Christina: Yeah, I can't imagine that. But even if they did, we would.

Jack: Never know yeah, but eventually it did made it in. It did make it in.

Christina: It didn't make it.

Jack: Yeah, it made it in one way or another. I don't remember how the f***. But that's not even it, because we also start getting into sketch territory when the Pentagon releases videos that they have taken into classified files of UFOs before. They. If you remember a couple of years ago, there was one 2017, this one 2019, and one in 2006 or something. All these videos that they kept collecting, saying we were gonna find out what they are. Those are just, you know, planes.

Christina: This is the time they say, we don't know.

Jack: Yeah. They release all three of them and they're like, we don't know what any of this is. None of our enemies, none of our allies have anything we're seeing here. We can't tell you what it is. Society, it's yours. You figure it out. Yes, but people are so panicked because the virus, that s*** just disappears. Like two days later, we forgot about it. Like aliens. Yeah. Yeah, but the virus is here now. Yeah, you should have showed us this, like, last year.

Christina: But we were showed this last year. Oh, but they didn't say anything, I guess. Does that make a difference?

Jack: Yeah, we saw videos, but nobody was like, it wasn't an official government message saying, this is some crazy s***, guys.

Christina: Yes. Oh, Trump's cures. He gives us some crazy cures that month. One of the cures was disinfectant. Like maybe we could put that in our bodies.

Jack: Oh, yeah, Yummy. Bleach.

Christina: Yes.

Jack: Inject bleach right into your veins, bro. That's the solution.

Christina: And the other was using very powerful light.

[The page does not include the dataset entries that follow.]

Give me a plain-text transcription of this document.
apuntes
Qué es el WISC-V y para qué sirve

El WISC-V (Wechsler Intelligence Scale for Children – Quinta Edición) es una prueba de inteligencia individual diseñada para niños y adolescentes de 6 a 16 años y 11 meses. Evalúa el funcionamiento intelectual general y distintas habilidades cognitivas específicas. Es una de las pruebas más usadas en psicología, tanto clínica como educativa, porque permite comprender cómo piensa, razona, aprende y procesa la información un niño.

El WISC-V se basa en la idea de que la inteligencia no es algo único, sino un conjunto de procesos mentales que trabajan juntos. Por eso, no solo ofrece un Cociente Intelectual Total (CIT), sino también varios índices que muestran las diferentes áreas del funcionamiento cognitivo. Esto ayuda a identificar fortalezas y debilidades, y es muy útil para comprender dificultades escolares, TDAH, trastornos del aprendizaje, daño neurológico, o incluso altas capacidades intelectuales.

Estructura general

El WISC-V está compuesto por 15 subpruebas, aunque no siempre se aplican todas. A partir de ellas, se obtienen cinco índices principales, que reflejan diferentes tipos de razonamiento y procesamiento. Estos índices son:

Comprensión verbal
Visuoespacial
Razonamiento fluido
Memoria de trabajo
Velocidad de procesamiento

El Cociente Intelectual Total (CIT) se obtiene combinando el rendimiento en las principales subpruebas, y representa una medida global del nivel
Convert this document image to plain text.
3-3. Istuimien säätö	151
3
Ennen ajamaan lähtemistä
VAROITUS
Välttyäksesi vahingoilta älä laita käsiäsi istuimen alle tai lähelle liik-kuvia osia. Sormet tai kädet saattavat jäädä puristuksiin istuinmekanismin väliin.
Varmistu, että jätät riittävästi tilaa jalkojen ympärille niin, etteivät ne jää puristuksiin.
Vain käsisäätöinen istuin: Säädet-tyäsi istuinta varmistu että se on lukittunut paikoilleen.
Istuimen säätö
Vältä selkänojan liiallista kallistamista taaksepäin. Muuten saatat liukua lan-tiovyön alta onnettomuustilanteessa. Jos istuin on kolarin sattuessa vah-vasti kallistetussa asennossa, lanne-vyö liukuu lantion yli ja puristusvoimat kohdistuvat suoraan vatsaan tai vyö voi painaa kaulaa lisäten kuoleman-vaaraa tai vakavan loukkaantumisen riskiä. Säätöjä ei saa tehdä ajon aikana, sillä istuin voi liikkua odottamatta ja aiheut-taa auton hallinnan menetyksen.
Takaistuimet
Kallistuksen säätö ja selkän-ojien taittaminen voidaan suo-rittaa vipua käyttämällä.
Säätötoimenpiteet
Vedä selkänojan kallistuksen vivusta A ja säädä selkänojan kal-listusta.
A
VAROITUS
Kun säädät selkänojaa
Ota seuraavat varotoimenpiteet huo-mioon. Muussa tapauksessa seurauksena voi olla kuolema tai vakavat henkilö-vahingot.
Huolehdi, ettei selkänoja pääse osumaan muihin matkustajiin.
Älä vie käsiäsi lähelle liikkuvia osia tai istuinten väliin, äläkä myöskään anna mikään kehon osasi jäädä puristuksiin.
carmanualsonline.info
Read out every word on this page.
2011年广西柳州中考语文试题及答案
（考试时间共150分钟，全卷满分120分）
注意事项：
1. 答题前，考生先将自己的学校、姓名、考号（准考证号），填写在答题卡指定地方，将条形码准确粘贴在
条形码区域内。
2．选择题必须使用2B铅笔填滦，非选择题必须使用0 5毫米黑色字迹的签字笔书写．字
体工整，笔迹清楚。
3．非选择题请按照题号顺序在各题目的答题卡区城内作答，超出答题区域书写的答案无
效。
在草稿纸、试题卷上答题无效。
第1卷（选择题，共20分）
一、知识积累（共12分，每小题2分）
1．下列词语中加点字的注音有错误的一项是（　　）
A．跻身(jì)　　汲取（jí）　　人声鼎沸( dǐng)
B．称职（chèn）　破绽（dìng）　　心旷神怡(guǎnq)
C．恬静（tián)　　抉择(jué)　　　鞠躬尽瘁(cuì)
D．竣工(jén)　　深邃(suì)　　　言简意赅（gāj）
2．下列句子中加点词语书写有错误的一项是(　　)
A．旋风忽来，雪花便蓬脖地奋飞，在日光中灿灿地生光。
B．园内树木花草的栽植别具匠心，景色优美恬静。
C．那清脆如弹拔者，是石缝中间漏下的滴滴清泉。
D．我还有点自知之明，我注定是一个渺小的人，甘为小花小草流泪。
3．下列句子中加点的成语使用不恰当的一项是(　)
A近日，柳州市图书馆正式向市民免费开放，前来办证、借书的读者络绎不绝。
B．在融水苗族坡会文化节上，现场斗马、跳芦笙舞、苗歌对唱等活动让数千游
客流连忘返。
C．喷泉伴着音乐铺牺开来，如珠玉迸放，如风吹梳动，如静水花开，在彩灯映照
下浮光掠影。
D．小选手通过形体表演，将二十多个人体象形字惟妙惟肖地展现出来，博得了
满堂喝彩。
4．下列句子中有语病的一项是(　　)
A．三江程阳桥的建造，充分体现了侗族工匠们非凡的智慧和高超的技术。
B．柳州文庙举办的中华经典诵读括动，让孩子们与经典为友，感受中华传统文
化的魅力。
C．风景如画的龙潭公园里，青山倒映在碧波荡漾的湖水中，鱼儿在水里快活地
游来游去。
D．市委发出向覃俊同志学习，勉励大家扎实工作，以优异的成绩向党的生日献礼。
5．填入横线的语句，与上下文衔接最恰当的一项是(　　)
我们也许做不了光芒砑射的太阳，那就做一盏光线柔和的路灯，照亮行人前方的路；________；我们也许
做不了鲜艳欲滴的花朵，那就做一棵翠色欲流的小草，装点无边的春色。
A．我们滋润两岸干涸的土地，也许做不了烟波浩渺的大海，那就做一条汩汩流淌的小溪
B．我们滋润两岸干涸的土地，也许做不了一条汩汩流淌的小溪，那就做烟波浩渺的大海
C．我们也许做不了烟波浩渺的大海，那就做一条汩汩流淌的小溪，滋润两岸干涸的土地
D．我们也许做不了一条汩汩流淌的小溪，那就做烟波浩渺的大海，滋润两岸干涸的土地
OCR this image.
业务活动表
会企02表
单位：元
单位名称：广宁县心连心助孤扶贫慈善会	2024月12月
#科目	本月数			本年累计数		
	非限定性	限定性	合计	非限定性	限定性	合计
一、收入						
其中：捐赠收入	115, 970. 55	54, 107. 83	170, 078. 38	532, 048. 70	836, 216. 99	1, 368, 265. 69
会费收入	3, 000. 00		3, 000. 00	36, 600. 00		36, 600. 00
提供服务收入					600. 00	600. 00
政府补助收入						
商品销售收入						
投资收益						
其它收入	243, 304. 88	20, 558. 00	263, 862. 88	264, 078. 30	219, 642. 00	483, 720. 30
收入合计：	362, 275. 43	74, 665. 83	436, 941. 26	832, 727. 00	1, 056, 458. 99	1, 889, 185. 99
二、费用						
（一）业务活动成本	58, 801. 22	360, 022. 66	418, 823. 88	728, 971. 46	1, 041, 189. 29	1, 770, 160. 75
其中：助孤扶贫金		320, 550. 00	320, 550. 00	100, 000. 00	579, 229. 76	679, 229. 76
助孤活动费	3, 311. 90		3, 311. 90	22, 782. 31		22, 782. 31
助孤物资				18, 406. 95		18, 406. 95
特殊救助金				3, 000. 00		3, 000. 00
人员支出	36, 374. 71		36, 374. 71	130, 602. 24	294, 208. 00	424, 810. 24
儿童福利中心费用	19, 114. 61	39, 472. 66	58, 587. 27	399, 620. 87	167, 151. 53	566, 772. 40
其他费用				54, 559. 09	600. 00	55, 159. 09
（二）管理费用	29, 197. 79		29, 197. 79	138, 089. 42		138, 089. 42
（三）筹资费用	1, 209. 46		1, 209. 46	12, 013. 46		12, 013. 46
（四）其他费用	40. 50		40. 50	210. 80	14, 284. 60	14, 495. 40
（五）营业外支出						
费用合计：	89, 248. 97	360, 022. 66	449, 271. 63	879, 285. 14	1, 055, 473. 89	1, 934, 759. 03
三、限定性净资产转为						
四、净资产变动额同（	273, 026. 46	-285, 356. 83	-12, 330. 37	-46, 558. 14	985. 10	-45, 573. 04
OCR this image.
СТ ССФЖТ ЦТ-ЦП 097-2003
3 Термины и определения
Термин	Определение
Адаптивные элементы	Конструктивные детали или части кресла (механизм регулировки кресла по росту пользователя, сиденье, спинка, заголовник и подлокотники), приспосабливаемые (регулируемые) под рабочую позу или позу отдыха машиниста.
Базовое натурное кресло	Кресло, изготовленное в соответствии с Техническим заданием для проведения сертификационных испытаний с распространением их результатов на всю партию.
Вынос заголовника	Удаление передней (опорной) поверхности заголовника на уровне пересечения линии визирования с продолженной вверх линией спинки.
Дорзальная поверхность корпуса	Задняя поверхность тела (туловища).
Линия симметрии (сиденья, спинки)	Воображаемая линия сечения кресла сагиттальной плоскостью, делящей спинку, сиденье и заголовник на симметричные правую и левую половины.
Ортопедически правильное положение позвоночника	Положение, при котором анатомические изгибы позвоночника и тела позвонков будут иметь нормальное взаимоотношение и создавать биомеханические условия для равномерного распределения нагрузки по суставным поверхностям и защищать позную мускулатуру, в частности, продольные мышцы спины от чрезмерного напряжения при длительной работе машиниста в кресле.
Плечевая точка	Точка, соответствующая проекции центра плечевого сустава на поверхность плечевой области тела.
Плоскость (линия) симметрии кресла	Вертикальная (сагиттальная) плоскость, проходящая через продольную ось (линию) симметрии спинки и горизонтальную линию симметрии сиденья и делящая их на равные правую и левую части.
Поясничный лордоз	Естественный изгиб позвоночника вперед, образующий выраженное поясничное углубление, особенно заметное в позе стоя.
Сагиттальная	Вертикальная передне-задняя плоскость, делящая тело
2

Jack: Yeah, ultraviolet light. So the theory here is he is assuming that we're so advanced he has way hopes for us, that we can somehow capture photons, put enough of them together without them phasing through things for us to, I guess, theoretically inject the photons of light into our body or shine light through us to kill it, the virus. So, yeah, those are some of Trump's lovely cures. Cures.

Christina: I thought those were amazing.

Jack: So, April, another particularly tame month that took place. It was kind of like February, where March was the giant spike in chaos. February, pretty tame. January was kind of chaotic. It began strong and then kind of came down for February, went way the f*** up for March, and then we get to April and we're back to just normal year, minus the fact that the virus was spreading like f****** wildfire that whole time. But at this point, we were dealing with it for A month globally.

Christina: We're bored of it.

Jack: We're bored of it already. We're getting used to. We're like, whatever.

Christina: Mm.

Jack: And so some people get chill and start to do things they were doing before the lockdowns happen. And the virus started spreading in those little pockets where people were like, I don't give a f***. And the spread got so vicious, eventually we ended up at 3 million infections coming from the previous month's 800,000.

Christina: And what's the jump from 8,000? I mean, 800,000 to 3 million.

Jack: That's roughly, what, like, four times over?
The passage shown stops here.